A male cyclist came to us with erectile dysfunction and pelvic pain. He was being treated elsewhere with manual therapy, with no signs of improvement.
The therapist who had been treating the patient was using internal manual therapy to address tight pelvic floor muscles, when in fact the muscle tension was a symptom secondary to the actual mechanism of injury.
After a thorough health history and clinical exam, we used diagnostic ultrasonography to visualize the structures of the patient’s pelvis. We discovered that the pudendal nerve had been injured by repetitive trauma related to the patient’s cycling activity.
To promote healing of the injured nerve, we applied nano-energy focused shockwaves along the course of the pudendal nerve where it comes in contact with the bicycle seat.
After just seven shockwave sessions once a week, our patient showed a 90% improvement in his erectile dysfunction.

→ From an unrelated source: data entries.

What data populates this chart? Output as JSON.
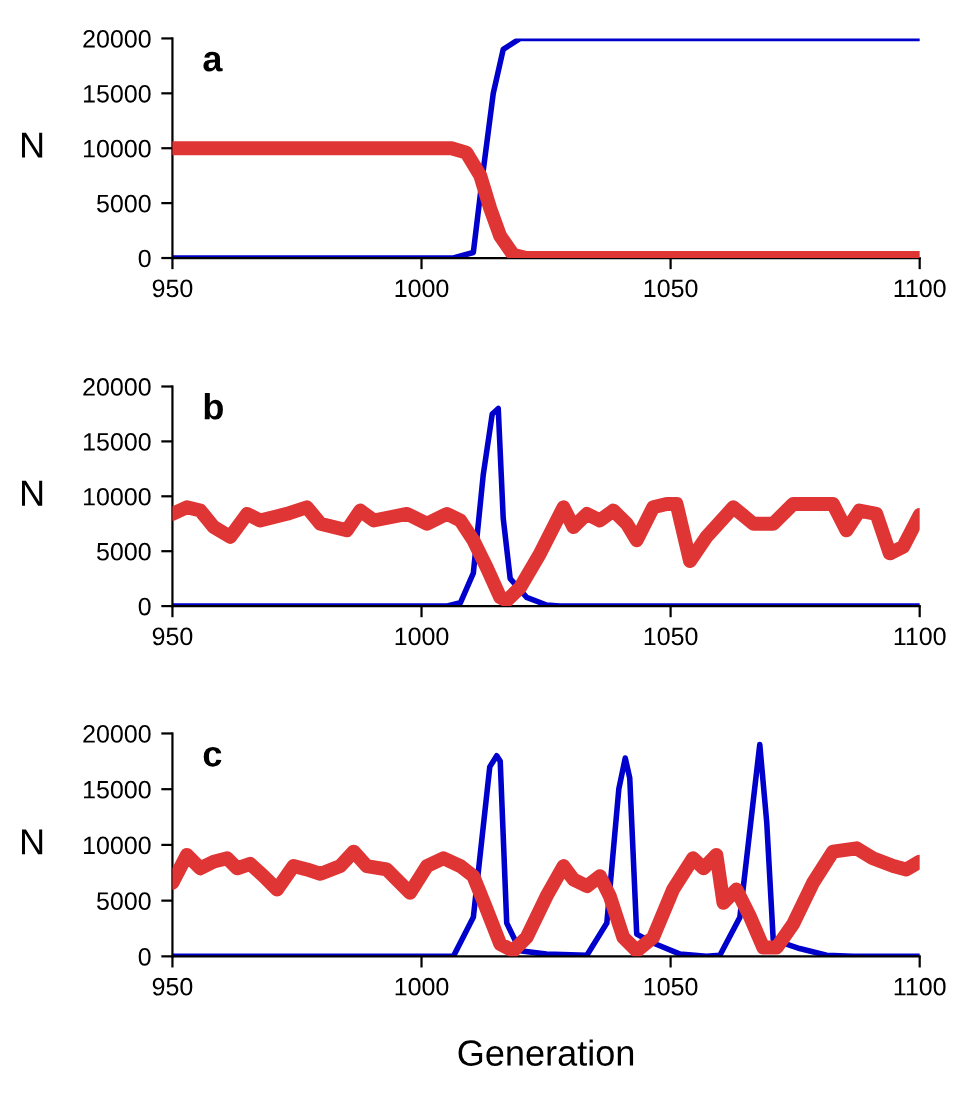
{
  "chart_data": [
    {
      "type": "line",
      "title": "a",
      "ylabel": "N",
      "xlim": [
        950,
        1100
      ],
      "xticks": [
        950,
        1000,
        1050,
        1100
      ],
      "ylim": [
        0,
        20000
      ],
      "yticks": [
        0,
        5000,
        10000,
        15000,
        20000
      ],
      "legend": false,
      "grid": false,
      "series": [
        {
          "color": "#0000cc",
          "x": [
            950,
            1006.4,
            1010.4,
            1012.4,
            1014.4,
            1016.4,
            1019.8,
            1100
          ],
          "values": [
            0,
            0,
            500,
            8000,
            15000,
            19000,
            20000,
            20000
          ]
        },
        {
          "color": "#e03535",
          "x": [
            950,
            1006,
            1009,
            1011.8,
            1013.8,
            1015.8,
            1018.4,
            1021,
            1100
          ],
          "values": [
            10000,
            10000,
            9600,
            7500,
            4500,
            2000,
            300,
            0,
            0
          ]
        }
      ]
    },
    {
      "type": "line",
      "title": "b",
      "ylabel": "N",
      "xlim": [
        950,
        1100
      ],
      "xticks": [
        950,
        1000,
        1050,
        1100
      ],
      "ylim": [
        0,
        20000
      ],
      "yticks": [
        0,
        5000,
        10000,
        15000,
        20000
      ],
      "legend": false,
      "grid": false,
      "series": [
        {
          "color": "#0000cc",
          "x": [
            950,
            1005,
            1007.8,
            1010.4,
            1012.4,
            1014.2,
            1015.4,
            1016.4,
            1017.8,
            1021.1,
            1025.1,
            1027.8,
            1100
          ],
          "values": [
            0,
            0,
            300,
            3000,
            12000,
            17500,
            18000,
            8000,
            2500,
            800,
            100,
            0,
            0
          ]
        },
        {
          "color": "#e03535",
          "x": [
            950,
            952.9,
            955.6,
            958.3,
            961.6,
            965,
            967.6,
            973,
            977,
            979.7,
            985,
            987.7,
            990.4,
            997.1,
            1001.1,
            1005.1,
            1007.8,
            1010.4,
            1013.1,
            1015.8,
            1017.1,
            1019.8,
            1023.8,
            1028.5,
            1030.5,
            1033.2,
            1035.8,
            1038.5,
            1041.2,
            1043.2,
            1046.5,
            1049.2,
            1051.2,
            1053.9,
            1057.2,
            1062.6,
            1066.6,
            1070.6,
            1074.6,
            1082.6,
            1085.3,
            1087.9,
            1091.3,
            1094,
            1096.7,
            1100
          ],
          "values": [
            8400,
            9000,
            8700,
            7200,
            6300,
            8400,
            7800,
            8400,
            9000,
            7500,
            6900,
            8700,
            7800,
            8400,
            7500,
            8400,
            7800,
            6000,
            3500,
            800,
            500,
            1700,
            4800,
            9000,
            7200,
            8400,
            7800,
            8700,
            7500,
            6000,
            9000,
            9300,
            9300,
            4100,
            6300,
            9000,
            7500,
            7500,
            9300,
            9300,
            6900,
            8700,
            8400,
            4800,
            5400,
            8300
          ]
        }
      ]
    },
    {
      "type": "line",
      "title": "c",
      "ylabel": "N",
      "xlabel": "Generation",
      "xlim": [
        950,
        1100
      ],
      "xticks": [
        950,
        1000,
        1050,
        1100
      ],
      "ylim": [
        0,
        20000
      ],
      "yticks": [
        0,
        5000,
        10000,
        15000,
        20000
      ],
      "legend": false,
      "grid": false,
      "series": [
        {
          "color": "#0000cc",
          "x": [
            950,
            1006.4,
            1010.4,
            1013.7,
            1015.1,
            1015.8,
            1017.1,
            1019.8,
            1025.1,
            1033.2,
            1037.2,
            1039.6,
            1040.9,
            1041.8,
            1043.2,
            1046.5,
            1051.9,
            1057.2,
            1059.9,
            1063.9,
            1066.6,
            1067.9,
            1069.3,
            1070.6,
            1075.9,
            1081.3,
            1086.6,
            1100
          ],
          "values": [
            0,
            0,
            3500,
            17000,
            18000,
            17500,
            3000,
            500,
            200,
            100,
            3000,
            15000,
            17800,
            16000,
            2000,
            1200,
            200,
            0,
            100,
            3500,
            14000,
            19000,
            12000,
            1500,
            700,
            100,
            0,
            0
          ]
        },
        {
          "color": "#e03535",
          "x": [
            950,
            952.9,
            955.6,
            958.3,
            961,
            963,
            965.6,
            968.3,
            971,
            974.3,
            977,
            979.7,
            983.7,
            986.4,
            989,
            993,
            995,
            997.7,
            1001.1,
            1004.4,
            1007.8,
            1010.4,
            1013.1,
            1015.8,
            1018.4,
            1021.1,
            1025.1,
            1028.5,
            1030.5,
            1033.2,
            1035.8,
            1037.8,
            1040.5,
            1043.2,
            1046.5,
            1050.5,
            1054.5,
            1056.6,
            1059.2,
            1060.6,
            1063.2,
            1065.9,
            1068.6,
            1071.3,
            1074.6,
            1078.6,
            1082.6,
            1087.3,
            1090.6,
            1094.7,
            1097.3,
            1100
          ],
          "values": [
            6600,
            9100,
            7900,
            8500,
            8800,
            7900,
            8300,
            7200,
            6000,
            8100,
            7800,
            7400,
            8100,
            9400,
            8100,
            7800,
            6900,
            5700,
            8100,
            8800,
            8100,
            7200,
            4200,
            1100,
            500,
            1700,
            5400,
            8100,
            6900,
            6300,
            7200,
            5400,
            1700,
            500,
            1700,
            6000,
            8800,
            7900,
            9100,
            4800,
            6000,
            3600,
            800,
            800,
            2900,
            6600,
            9400,
            9700,
            8800,
            8100,
            7800,
            8500
          ]
        }
      ]
    }
  ]
}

Contrary to current treatment trends, not all pelvic pain and dysfunction is related to pelvic muscle tension. Unless there is a specific mechanism of injury, nearly all pelvic issues are multifactorial. Most physical therapists address pelvic pain from inside the pelvic floor, when in fact pelvic pain is most often secondary to other issues that originate above or below the pelvic floor.
Pelvic pain often arises from dysfunctional breathing, spinal instability, hip dysfunction, foot problems, fascia dysfunction, autonomic dysregulation, nerve entrapment and other issues that have been ongoing, and eventually spread to the pelvic floor. Prior to treating tight pelvic floor muscles, practitioners should seek to diagnose other issues that eventually lead to pelvic pain, and address them.
Lee, K. C. J., et al. “Extracorporeal Shockwave Therapy of the Perineum for male patients with chronic pelvic pain syndrome: A Pilot Study.” Prostate International (2023).